Figma Went Corporate Mode, Alienated Its User Base — and Now AI Risks Turning It Into the Next Adobe

Over the past decade, FigmaFIG became the design world’s tool of choice, wiping out competitors Sketch, InVision, and AdobeADBE XD. Today, that same tool faces threats from all directions — AI-powered coding platforms that skip design altogether, open-source alternatives offering unlimited free storage, and a community that’s lost its loyalty. On Wall Street, investors haven’t been impressed, with the stock down nearly 70% since going public earlier this year.
Figma puts on a suit: Figma reported 41% revenue growth in its first public quarter but immediately guided for a sharp deceleration to just 33% growth in the current quarter. CEO Dylan Field warned that margins would compress as the firm pours resources into AI product development. The company’s initial troubles accelerated after regulators killed Adobe’s $20B acquisition offer in 2023, damaging the designer’s reputation as what critics called a “sell-out that couldn’t sell out.”
- However, the real trouble came from aggressive pricing changes that hit freelancers and developers hardest — alienating the designer community that once championed the platform.
- Open-source competitor Penpot exploded from zero to 600K users by Apr. 2024, riding a 5.6K% growth wave in 2022 alone after Figma’s merger announcement spooked designers.
AI Skips Design Altogether
While Figma wrestles with pricing backlash and UI complaints, a larger threat is emerging that could sideline design tools altogether. AI coding platforms like Replit and Lovable now turn text prompts directly into functional prototypes and production-ready code, allowing teams to skip traditional design steps entirely. Y Combinator co-founder Paul Graham shared that a tech CEO fully replaced Figma with Replit, noting the AI tool generates apps so effectively that he’s seeing companies “go straight to prototype now.”
- Figma is responding by leaning into AI with tools like Figma Make, which transforms prompts into working prototypes, and by acquiring AI image and video startup Weavy for over $200M.
- The move reflects wider software pressure, as AI assistants cut build costs and customization time, weighing on shares of companies like HubSpot and Monday.com.
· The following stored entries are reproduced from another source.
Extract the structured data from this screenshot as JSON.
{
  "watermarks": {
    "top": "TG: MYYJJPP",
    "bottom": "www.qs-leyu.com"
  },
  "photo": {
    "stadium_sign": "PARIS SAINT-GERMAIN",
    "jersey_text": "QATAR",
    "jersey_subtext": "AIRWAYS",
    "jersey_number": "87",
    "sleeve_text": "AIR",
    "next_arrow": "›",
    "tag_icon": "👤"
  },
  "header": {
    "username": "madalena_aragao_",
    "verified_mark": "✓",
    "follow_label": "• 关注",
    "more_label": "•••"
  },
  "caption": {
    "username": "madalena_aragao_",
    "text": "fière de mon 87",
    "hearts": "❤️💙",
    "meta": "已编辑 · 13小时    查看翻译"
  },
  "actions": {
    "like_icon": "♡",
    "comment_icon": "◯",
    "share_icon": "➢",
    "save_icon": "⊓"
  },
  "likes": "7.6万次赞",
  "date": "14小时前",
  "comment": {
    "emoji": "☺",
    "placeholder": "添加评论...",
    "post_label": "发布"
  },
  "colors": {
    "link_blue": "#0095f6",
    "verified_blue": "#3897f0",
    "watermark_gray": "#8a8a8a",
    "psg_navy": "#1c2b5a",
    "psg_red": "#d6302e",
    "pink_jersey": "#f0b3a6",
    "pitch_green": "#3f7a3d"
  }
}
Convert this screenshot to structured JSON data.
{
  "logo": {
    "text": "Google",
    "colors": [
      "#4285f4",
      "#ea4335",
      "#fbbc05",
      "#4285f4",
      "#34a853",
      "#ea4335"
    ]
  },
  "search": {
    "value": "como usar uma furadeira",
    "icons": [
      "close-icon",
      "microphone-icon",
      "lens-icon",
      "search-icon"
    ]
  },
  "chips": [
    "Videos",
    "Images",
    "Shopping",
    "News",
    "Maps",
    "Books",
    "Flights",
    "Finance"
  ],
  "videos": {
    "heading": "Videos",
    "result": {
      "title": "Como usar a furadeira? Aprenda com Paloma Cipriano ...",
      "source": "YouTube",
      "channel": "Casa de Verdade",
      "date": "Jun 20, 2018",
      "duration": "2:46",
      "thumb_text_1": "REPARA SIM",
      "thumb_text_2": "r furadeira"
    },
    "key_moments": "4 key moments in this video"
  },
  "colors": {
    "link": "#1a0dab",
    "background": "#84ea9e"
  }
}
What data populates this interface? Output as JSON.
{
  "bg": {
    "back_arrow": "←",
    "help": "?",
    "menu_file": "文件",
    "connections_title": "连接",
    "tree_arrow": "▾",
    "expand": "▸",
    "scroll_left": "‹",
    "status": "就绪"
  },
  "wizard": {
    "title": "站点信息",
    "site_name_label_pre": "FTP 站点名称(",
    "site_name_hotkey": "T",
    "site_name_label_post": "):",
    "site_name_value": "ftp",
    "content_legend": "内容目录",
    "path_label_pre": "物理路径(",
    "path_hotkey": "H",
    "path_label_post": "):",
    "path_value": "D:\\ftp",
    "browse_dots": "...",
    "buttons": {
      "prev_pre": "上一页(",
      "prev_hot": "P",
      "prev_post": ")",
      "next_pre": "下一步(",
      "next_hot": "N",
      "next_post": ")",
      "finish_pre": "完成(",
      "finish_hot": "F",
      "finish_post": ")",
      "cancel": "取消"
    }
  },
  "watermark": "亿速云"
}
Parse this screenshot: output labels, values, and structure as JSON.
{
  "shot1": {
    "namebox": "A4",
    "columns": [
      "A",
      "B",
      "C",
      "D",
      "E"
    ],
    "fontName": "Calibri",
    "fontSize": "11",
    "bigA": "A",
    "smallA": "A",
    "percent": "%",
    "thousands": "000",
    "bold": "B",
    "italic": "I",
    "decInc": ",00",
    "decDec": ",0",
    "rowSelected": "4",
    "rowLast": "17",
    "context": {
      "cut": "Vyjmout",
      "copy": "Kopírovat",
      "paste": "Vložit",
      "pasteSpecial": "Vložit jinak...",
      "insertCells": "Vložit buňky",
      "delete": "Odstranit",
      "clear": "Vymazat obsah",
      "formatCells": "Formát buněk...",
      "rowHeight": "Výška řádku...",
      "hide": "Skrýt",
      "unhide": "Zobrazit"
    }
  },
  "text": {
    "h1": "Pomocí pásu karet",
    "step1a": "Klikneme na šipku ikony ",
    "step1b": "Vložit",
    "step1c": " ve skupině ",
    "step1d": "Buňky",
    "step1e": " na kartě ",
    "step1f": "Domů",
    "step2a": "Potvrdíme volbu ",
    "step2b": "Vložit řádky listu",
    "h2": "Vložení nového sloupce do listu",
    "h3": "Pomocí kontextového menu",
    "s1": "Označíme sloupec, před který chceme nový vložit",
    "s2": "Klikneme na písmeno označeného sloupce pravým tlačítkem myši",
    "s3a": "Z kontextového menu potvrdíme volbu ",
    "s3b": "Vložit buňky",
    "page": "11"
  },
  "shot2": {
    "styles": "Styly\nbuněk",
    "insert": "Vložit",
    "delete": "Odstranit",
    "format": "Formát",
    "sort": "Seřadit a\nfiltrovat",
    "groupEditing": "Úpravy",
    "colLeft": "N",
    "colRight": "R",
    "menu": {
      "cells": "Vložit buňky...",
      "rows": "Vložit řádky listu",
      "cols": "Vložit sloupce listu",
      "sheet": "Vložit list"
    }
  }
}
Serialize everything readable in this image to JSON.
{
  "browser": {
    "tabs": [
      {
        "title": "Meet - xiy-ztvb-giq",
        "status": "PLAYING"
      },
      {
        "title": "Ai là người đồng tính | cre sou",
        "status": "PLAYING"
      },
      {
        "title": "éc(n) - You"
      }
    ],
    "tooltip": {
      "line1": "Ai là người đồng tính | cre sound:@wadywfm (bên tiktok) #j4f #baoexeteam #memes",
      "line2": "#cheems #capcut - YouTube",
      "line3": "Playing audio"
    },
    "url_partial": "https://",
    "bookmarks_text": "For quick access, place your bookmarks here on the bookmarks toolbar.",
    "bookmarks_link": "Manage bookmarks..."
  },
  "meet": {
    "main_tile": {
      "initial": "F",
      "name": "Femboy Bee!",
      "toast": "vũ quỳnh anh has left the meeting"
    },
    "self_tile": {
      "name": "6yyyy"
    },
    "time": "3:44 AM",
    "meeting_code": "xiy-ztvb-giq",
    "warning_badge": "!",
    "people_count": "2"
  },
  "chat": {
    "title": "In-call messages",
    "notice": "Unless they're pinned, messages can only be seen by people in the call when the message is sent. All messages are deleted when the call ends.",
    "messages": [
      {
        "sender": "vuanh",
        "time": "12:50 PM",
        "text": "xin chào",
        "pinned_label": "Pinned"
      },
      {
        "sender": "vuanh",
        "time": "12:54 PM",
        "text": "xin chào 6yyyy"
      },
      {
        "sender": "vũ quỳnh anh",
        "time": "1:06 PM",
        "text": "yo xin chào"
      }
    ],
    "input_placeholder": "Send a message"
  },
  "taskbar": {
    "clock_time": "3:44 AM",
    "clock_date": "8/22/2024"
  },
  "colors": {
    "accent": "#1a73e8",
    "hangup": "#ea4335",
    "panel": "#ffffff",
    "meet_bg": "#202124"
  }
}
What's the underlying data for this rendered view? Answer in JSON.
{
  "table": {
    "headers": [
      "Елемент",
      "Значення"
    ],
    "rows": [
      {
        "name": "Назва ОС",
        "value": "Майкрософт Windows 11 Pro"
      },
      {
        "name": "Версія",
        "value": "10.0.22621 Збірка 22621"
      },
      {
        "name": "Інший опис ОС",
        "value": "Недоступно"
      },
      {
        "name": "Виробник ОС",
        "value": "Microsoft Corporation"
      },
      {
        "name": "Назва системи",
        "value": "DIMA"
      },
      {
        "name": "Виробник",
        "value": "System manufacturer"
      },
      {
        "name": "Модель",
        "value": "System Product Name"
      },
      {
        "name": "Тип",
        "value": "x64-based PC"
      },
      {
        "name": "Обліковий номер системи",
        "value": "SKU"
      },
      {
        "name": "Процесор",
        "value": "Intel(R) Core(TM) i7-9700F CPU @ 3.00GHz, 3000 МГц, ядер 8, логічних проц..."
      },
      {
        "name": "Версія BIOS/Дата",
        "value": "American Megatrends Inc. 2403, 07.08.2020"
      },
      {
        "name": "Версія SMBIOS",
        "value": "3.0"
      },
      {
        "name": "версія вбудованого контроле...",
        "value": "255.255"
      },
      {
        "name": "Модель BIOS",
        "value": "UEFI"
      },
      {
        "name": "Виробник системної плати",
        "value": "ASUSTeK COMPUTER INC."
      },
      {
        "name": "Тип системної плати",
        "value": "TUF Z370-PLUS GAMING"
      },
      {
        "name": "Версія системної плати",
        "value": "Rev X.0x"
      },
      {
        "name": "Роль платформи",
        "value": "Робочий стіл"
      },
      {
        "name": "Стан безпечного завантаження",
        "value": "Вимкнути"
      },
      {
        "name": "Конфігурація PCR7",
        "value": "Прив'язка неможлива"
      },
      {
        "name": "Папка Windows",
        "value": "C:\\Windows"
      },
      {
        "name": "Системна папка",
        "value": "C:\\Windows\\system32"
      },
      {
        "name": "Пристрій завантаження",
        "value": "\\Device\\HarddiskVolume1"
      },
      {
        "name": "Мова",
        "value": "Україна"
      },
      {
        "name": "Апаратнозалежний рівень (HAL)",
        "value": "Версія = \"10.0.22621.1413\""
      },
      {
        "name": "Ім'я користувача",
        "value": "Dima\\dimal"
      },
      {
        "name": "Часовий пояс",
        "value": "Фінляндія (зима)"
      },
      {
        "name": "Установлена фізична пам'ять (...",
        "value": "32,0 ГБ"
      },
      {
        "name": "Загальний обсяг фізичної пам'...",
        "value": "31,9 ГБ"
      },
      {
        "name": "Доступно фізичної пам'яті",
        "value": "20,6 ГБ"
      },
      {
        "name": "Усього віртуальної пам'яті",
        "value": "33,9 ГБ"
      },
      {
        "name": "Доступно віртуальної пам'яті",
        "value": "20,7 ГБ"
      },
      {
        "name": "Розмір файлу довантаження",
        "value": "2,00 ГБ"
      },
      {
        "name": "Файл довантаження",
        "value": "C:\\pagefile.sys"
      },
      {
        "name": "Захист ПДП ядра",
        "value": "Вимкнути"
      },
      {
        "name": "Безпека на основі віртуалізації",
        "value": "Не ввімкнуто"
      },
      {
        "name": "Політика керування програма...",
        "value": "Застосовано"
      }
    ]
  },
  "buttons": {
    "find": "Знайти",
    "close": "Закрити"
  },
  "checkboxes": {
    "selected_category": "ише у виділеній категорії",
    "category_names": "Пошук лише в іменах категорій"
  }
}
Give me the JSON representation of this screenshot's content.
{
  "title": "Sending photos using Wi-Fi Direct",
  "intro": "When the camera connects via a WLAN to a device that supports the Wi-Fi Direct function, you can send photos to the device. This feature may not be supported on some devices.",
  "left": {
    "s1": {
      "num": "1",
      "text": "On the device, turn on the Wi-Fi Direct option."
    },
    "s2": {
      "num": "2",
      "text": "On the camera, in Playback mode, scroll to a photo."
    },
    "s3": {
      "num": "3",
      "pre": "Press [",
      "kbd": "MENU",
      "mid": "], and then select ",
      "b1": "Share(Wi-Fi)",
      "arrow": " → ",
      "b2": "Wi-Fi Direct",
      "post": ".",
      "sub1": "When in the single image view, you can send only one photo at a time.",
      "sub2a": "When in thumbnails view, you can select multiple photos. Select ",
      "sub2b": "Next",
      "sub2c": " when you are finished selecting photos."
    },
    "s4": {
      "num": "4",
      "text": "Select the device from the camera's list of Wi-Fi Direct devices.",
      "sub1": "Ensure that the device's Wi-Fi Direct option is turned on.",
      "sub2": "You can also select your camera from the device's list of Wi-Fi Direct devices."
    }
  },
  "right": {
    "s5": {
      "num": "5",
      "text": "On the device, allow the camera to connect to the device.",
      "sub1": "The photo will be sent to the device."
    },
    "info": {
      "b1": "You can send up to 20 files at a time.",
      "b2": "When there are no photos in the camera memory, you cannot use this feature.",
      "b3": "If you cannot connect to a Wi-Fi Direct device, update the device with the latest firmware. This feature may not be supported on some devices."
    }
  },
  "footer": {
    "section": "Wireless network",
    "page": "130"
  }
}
Erasing designers: Figma still dominates designer preference by a wide margin, but that lead means little if AI eliminates the role of designers themselves. The company’s trying to expand beyond designers by targeting product managers and engineers with tools like FigJam and Dev Mode. The real threat isn’t losing share to rivals — it’s losing the market entirely as AI changes how products get built, potentially leaving traditional design software behind, much like Photoshop’s slow fade from dominance.